Crease Recovery and Wrinkle Resistance Testing
topic
Crease recovery testing (ISO 2313, AATCC 66) measures the ability of a fabric to return to its original flat form after being folded and compressed — the functional property addressed by easy-care and wrinkle-resistant fabric finishing for cotton and viscose garments. ISO 2313 procedure: 40 mm × 15 mm specimen folded along its 15 mm dimension, placed under 500 g weight for 60 ±5 seconds in standard atmosphere (20°C, 65% RH), then transferred to recovery measuring device where free end is held vertically and recovery angle measured after 5 minutes (ISO 2313 5-minute method) or 30 seconds (BS rapid recovery). Crease recovery angle (CRA): pure cotton ring-spun woven (unfinished) 90–130° warp, 80–120° weft (low recovery — wrinkles easily); resin-finished cotton (DMDHEU, 5–8% owf): 140–170° warp + weft (improved but reduced tensile 20–30%); polyester-cotton 65/35 blend: 135–160° (polyester elastic recovery improves blend CRA by 25–40%); 100% polyester: 170–190° (near-perfect recovery).
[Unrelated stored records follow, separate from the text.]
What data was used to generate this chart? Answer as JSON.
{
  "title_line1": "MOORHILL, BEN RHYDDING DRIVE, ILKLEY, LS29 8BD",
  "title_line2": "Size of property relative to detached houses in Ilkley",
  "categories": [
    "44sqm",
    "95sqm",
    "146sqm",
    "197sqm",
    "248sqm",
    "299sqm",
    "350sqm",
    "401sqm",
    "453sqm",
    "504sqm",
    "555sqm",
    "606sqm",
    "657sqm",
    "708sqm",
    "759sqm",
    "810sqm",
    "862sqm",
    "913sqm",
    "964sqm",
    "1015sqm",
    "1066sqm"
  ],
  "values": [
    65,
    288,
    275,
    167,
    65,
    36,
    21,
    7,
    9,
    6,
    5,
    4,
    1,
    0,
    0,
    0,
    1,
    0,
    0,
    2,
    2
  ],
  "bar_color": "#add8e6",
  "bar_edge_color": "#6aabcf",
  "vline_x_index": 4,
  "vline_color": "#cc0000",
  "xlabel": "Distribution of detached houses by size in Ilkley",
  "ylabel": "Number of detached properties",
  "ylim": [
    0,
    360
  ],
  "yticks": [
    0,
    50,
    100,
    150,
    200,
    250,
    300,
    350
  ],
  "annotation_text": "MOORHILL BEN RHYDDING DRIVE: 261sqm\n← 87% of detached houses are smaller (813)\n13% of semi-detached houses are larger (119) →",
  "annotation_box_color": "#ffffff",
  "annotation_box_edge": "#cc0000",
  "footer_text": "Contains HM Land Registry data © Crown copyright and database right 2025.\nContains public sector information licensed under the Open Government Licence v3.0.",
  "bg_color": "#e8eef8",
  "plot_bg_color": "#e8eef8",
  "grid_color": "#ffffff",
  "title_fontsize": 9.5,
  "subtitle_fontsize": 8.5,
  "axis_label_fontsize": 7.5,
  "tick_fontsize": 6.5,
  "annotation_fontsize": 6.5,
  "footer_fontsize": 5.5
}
Combined CRA (warp + weft total, 280–360° scale): specification for easy-care shirts ≥ 280° (EN ISO 2313); machine washable wool suiting ≥ 260°. AATCC 66 (Wrinkle Recovery Tester, fold under 2.27 kg weight, measure angle): widely used in North America — AATCC 66 results approximately 10–15° lower than ISO 2313 for equivalent fabrics due to different recovery time and load. 3D wrinkle appearance rating (AATCC 124, ISO 7768 — fabric after ISO 6330 machine wash, rated 1–5 against AATCC photographic standards under D65 illuminant): easy care minimum grade 3.5 for cotton shirting; durable press minimum grade 3.5 after 5 home launderings for label compliance.
Role
Crease recovery testing is the performance validation for easy-care and non-iron fabric finishing treatments — CRA below minimum specification indicates insufficient resin cross-linking level or inadequate cure conditions during stenter finishing, generating easy-care shirts that wrinkle after laundering and fail the brand's non-iron performance claim, causing consumer complaints and garment returns in the $15 billion global men's dress shirt market.